The dream shifted, with the smooth perfection of dreams, so that he looked up at the high walls of a City, unaware that anything had changed. He laid his paddle across his knees. The City turned, or perhaps the current moved him, but the effect was of a great turntable, revolving so as to display some glittering treasure. His heart thumped with excitement, and the walls of the City spun past, until the Gate of Faces came into view. The City stopped spinning, or the current ceased — and all was motionless.

The Gate was closed.

The Gate's facade was glorious. A thousand faces pushed from its golden surface, and Thinwolf knew them all. At the top were many faces he could not put a name to, but he knew them. They lived in the distant halls of his early memory; they were people who had once meant something to him.

Halfway down, the faces were more familiar, and their names tickled at his mouth, so that he wanted to greet them, even though their eyes were blank, looking far away.

Closest to him, at the bottom of the Gate, dipping into the sea with the slow swell, were the faces that he remembered best. His colleagues on Dilvermoon. The flame-haired woman with the sweet breasts. Gray Dove and the others of the People.

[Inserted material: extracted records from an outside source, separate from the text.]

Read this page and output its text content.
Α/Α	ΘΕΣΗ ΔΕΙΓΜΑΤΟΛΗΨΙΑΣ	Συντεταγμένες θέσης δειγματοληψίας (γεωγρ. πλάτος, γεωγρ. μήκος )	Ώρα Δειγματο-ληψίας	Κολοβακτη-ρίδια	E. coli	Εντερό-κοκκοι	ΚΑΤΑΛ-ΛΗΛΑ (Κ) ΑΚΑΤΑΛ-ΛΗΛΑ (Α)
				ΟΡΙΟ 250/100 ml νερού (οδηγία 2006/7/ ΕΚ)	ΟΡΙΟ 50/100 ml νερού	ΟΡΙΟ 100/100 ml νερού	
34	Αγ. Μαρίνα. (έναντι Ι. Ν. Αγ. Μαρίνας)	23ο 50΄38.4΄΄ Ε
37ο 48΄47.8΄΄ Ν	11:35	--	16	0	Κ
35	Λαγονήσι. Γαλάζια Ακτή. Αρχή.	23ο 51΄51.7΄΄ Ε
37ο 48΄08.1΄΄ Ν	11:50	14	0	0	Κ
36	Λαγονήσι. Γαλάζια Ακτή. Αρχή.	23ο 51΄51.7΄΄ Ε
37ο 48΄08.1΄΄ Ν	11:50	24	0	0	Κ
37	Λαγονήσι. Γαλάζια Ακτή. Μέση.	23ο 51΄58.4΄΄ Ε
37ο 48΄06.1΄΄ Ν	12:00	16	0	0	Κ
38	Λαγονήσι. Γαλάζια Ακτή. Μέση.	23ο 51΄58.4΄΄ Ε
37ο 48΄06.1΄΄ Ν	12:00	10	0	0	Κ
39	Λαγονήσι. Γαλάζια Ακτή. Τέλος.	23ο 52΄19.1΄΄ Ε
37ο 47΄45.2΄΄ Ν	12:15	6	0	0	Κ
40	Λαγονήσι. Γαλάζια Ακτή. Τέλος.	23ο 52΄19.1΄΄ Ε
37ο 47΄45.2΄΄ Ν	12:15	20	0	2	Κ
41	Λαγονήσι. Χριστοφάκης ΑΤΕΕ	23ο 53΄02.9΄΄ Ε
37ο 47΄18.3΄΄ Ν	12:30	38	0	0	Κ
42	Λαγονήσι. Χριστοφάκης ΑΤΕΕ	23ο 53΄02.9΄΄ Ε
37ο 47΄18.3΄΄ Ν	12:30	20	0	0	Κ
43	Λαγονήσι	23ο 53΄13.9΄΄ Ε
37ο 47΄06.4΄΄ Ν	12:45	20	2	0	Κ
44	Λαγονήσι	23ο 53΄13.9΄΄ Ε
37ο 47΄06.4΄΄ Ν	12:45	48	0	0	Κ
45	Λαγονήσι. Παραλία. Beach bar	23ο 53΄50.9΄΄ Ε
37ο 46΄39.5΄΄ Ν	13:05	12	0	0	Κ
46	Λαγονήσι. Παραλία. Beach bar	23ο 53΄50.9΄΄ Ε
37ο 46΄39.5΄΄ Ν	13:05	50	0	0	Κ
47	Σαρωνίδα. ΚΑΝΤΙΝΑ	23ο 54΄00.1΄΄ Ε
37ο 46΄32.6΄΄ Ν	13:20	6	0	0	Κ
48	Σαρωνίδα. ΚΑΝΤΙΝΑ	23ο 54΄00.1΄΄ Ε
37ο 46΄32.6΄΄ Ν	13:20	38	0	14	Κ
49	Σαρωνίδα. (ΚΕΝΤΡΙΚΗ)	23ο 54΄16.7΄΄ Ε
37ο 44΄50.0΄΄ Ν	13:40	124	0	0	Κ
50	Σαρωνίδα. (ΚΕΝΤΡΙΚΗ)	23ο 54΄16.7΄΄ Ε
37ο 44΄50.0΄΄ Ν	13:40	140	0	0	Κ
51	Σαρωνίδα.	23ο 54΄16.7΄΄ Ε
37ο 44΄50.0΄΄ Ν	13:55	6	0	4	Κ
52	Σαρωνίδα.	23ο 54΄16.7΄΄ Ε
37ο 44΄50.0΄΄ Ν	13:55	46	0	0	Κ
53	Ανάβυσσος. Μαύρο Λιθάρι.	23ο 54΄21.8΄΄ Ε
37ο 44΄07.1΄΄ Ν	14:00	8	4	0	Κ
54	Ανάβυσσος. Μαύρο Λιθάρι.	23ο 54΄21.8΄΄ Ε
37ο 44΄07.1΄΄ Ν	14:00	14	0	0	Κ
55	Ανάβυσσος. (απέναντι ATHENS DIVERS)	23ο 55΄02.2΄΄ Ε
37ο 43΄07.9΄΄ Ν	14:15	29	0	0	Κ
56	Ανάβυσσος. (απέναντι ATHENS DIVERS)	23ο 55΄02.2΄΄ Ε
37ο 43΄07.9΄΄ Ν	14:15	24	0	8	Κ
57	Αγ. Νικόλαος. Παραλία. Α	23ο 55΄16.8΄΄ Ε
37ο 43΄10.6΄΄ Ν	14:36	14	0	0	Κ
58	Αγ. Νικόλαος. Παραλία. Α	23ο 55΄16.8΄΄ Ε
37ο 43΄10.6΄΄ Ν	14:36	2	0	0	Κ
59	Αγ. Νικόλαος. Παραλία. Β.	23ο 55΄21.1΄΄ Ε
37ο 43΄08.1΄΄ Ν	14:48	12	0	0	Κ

At the very bottom was the beautiful face of the hulk, smiling, streaming with the sea's cold water. Out of all of them, only the hulk's eyes were alive. The hulk's eyes, warm with recognition, fixed on Thinwolf, and Thinwolf felt a twinge of sorrow shoot through him, sharp as a knife.

The dream went dark, as though a shade had been drawn across the sun. A cold wind whipped the sea into tumbling white. The Gate made a hideous screeching sound and started to open. Thinwolf would have paddled away, but the dream had frozen him into immobility, locked him into some relentless event. The opening Gate sucked him forward, through the sea's violence. He looked down at the canoe. The silvery bark was going black with mildew; the lacings were fraying; the seams beginning to weep. The paddle withered in his hands and fell into dusty fragments.

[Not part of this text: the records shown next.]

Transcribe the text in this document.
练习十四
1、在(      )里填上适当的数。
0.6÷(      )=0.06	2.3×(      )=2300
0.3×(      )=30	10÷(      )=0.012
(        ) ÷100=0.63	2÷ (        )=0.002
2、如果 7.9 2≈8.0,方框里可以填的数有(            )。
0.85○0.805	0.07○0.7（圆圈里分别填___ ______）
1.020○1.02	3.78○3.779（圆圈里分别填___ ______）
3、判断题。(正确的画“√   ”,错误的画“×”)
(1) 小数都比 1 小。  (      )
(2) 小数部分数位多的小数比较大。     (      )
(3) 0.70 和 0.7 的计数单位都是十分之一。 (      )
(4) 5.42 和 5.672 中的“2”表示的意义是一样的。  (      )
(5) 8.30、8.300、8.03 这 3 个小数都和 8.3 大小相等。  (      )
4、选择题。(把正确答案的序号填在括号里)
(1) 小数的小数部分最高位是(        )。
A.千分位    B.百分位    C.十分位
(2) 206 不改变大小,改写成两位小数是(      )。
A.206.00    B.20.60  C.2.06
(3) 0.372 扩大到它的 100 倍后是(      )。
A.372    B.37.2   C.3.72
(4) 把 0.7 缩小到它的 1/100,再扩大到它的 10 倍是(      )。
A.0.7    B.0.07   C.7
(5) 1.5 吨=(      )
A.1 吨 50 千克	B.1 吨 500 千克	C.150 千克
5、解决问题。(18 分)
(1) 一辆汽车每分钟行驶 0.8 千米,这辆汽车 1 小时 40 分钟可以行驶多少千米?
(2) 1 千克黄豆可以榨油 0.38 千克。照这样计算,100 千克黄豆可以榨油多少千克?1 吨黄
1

He could see nothing but darkness within. He wanted to scream, but he could not. The disintegrating canoe shot through the Gate, and he saw the awful thing within, the thing he feared to see — the back of the Gate, where a thousand headless skeletons hung. The Gate closed behind him. The movement dislodged many of the bones, which rained down on him, shattering the canoe, pushing him beneath the black water. His mouth filled, his lungs filled, and he floated downward, unable even to struggle.

Thinwolf woke, choking, his lungs full of fluid. His breath rattled in his rib cage, trying to get out. I'm dying, he thought, and the emotion that filled him was amazement.

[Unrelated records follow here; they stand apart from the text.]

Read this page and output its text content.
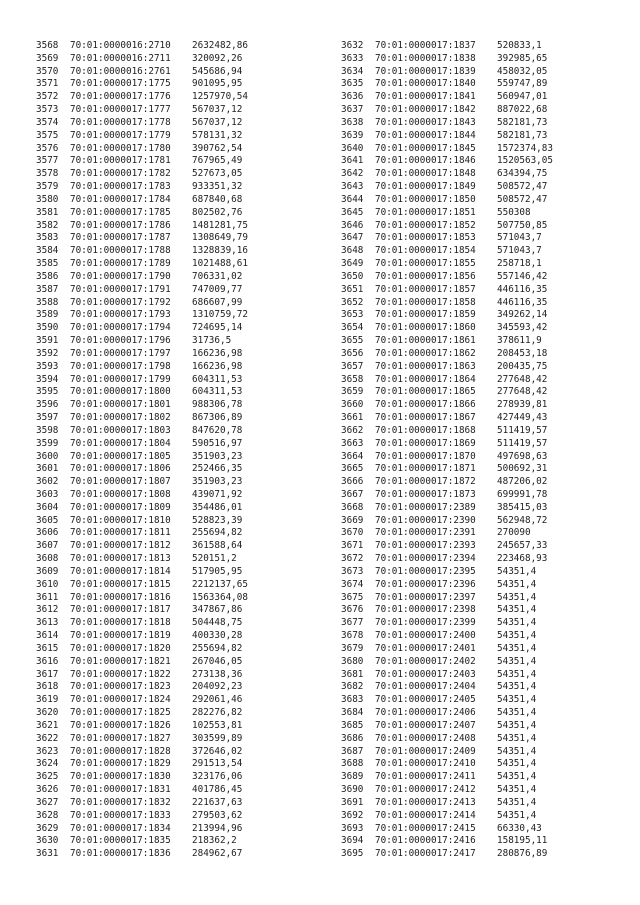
3568 70:01:0000016:2710 2632482,86
3569 70:01:0000016:2711 320092,26
3570 70:01:0000016:2761 545686,94
3571 70:01:0000017:1775 901095,95
3572 70:01:0000017:1776 1257970,54
3573 70:01:0000017:1777 567037,12
3574 70:01:0000017:1778 567037,12
3575 70:01:0000017:1779 578131,32
3576 70:01:0000017:1780 390762,54
3577 70:01:0000017:1781 767965,49
3578 70:01:0000017:1782 527673,05
3579 70:01:0000017:1783 933351,32
3580 70:01:0000017:1784 687840,68
3581 70:01:0000017:1785 802502,76
3582 70:01:0000017:1786 1481281,75
3583 70:01:0000017:1787 1308649,79
3584 70:01:0000017:1788 1328839,16
3585 70:01:0000017:1789 1021488,61
3586 70:01:0000017:1790 706331,02
3587 70:01:0000017:1791 747009,77
3588 70:01:0000017:1792 686607,99
3589 70:01:0000017:1793 1310759,72
3590 70:01:0000017:1794 724695,14
3591 70:01:0000017:1796 31736,5
3592 70:01:0000017:1797 166236,98
3593 70:01:0000017:1798 166236,98
3594 70:01:0000017:1799 604311,53
3595 70:01:0000017:1800 604311,53
3596 70:01:0000017:1801 988306,78
3597 70:01:0000017:1802 867306,89
3598 70:01:0000017:1803 847620,78
3599 70:01:0000017:1804 590516,97
3600 70:01:0000017:1805 351903,23
3601 70:01:0000017:1806 252466,35
3602 70:01:0000017:1807 351903,23
3603 70:01:0000017:1808 439071,92
3604 70:01:0000017:1809 354486,01
3605 70:01:0000017:1810 528823,39
3606 70:01:0000017:1811 255694,82
3607 70:01:0000017:1812 361588,64
3608 70:01:0000017:1813 520151,2
3609 70:01:0000017:1814 517905,95
3610 70:01:0000017:1815 2212137,65
3611 70:01:0000017:1816 1563364,08
3612 70:01:0000017:1817 347867,86
3613 70:01:0000017:1818 504448,75
3614 70:01:0000017:1819 400330,28
3615 70:01:0000017:1820 255694,82
3616 70:01:0000017:1821 267046,05
3617 70:01:0000017:1822 273138,36
3618 70:01:0000017:1823 204092,23
3619 70:01:0000017:1824 292061,46
3620 70:01:0000017:1825 282276,82
3621 70:01:0000017:1826 102553,81
3622 70:01:0000017:1827 303599,89
3623 70:01:0000017:1828 372646,02
3624 70:01:0000017:1829 291513,54
3625 70:01:0000017:1830 323176,06
3626 70:01:0000017:1831 401786,45
3627 70:01:0000017:1832 221637,63
3628 70:01:0000017:1833 279503,62
3629 70:01:0000017:1834 213994,96
3630 70:01:0000017:1835 218362,2
3631 70:01:0000017:1836 284962,67
3632 70:01:0000017:1837 520833,1
3633 70:01:0000017:1838 392985,65
3634 70:01:0000017:1839 458032,05
3635 70:01:0000017:1840 559747,89
3636 70:01:0000017:1841 560947,01
3637 70:01:0000017:1842 887022,68
3638 70:01:0000017:1843 582181,73
3639 70:01:0000017:1844 582181,73
3640 70:01:0000017:1845 1572374,83
3641 70:01:0000017:1846 1520563,05
3642 70:01:0000017:1848 634394,75
3643 70:01:0000017:1849 508572,47
3644 70:01:0000017:1850 508572,47
3645 70:01:0000017:1851 550308
3646 70:01:0000017:1852 507750,85
3647 70:01:0000017:1853 571043,7
3648 70:01:0000017:1854 571043,7
3649 70:01:0000017:1855 258718,1
3650 70:01:0000017:1856 557146,42
3651 70:01:0000017:1857 446116,35
3652 70:01:0000017:1858 446116,35
3653 70:01:0000017:1859 349262,14
3654 70:01:0000017:1860 345593,42
3655 70:01:0000017:1861 378611,9
3656 70:01:0000017:1862 208453,18
3657 70:01:0000017:1863 200435,75
3658 70:01:0000017:1864 277648,42
3659 70:01:0000017:1865 277648,42
3660 70:01:0000017:1866 278939,81
3661 70:01:0000017:1867 427449,43
3662 70:01:0000017:1868 511419,57
3663 70:01:0000017:1869 511419,57
3664 70:01:0000017:1870 497698,63
3665 70:01:0000017:1871 500692,31
3666 70:01:0000017:1872 487206,02
3667 70:01:0000017:1873 699991,78
3668 70:01:0000017:2389 385415,03
3669 70:01:0000017:2390 562948,72
3670 70:01:0000017:2391 270090
3671 70:01:0000017:2393 245657,33
3672 70:01:0000017:2394 223468,93
3673 70:01:0000017:2395 54351,4
3674 70:01:0000017:2396 54351,4
3675 70:01:0000017:2397 54351,4
3676 70:01:0000017:2398 54351,4
3677 70:01:0000017:2399 54351,4
3678 70:01:0000017:2400 54351,4
3679 70:01:0000017:2401 54351,4
3680 70:01:0000017:2402 54351,4
3681 70:01:0000017:2403 54351,4
3682 70:01:0000017:2404 54351,4
3683 70:01:0000017:2405 54351,4
3684 70:01:0000017:2406 54351,4
3685 70:01:0000017:2407 54351,4
3686 70:01:0000017:2408 54351,4
3687 70:01:0000017:2409 54351,4
3688 70:01:0000017:2410 54351,4
3689 70:01:0000017:2411 54351,4
3690 70:01:0000017:2412 54351,4
3691 70:01:0000017:2413 54351,4
3692 70:01:0000017:2414 54351,4
3693 70:01:0000017:2415 66330,43
3694 70:01:0000017:2416 158195,11
3695 70:01:0000017:2417 280876,89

The hulk was there, offering its terminal switch, its head turned away so that Thinwolf saw only the noble profile. On the hulk's sleek side, the transfer palmprint glowed a cool, pure white, beckoning him toward life. Thinwolf reached out, hand shaking.

Before he quite touched the palmprint, his hand paused, then clenched into a stubborn fist. He said his last word.

Some weeks later Coedi Kimpt watched the little squirtboat sweep into the lagoon. It docked with John Thinwolf's longhauler, and a massive figure emerged into the sunlight.

Coedi waved. "You look healthier, John," he shouted.

The hulk looked at him with a stranger's face, and Coedi grew uneasy. "That is you, isn't it? Did you find the Gate of Faces?"

For a moment the hulk gazed at him with wide, alien eyes. When it spoke, Coedi understood that something had gone wrong. "I believe he did," the hulk said.

Then the hulk entered the ship and lifted away.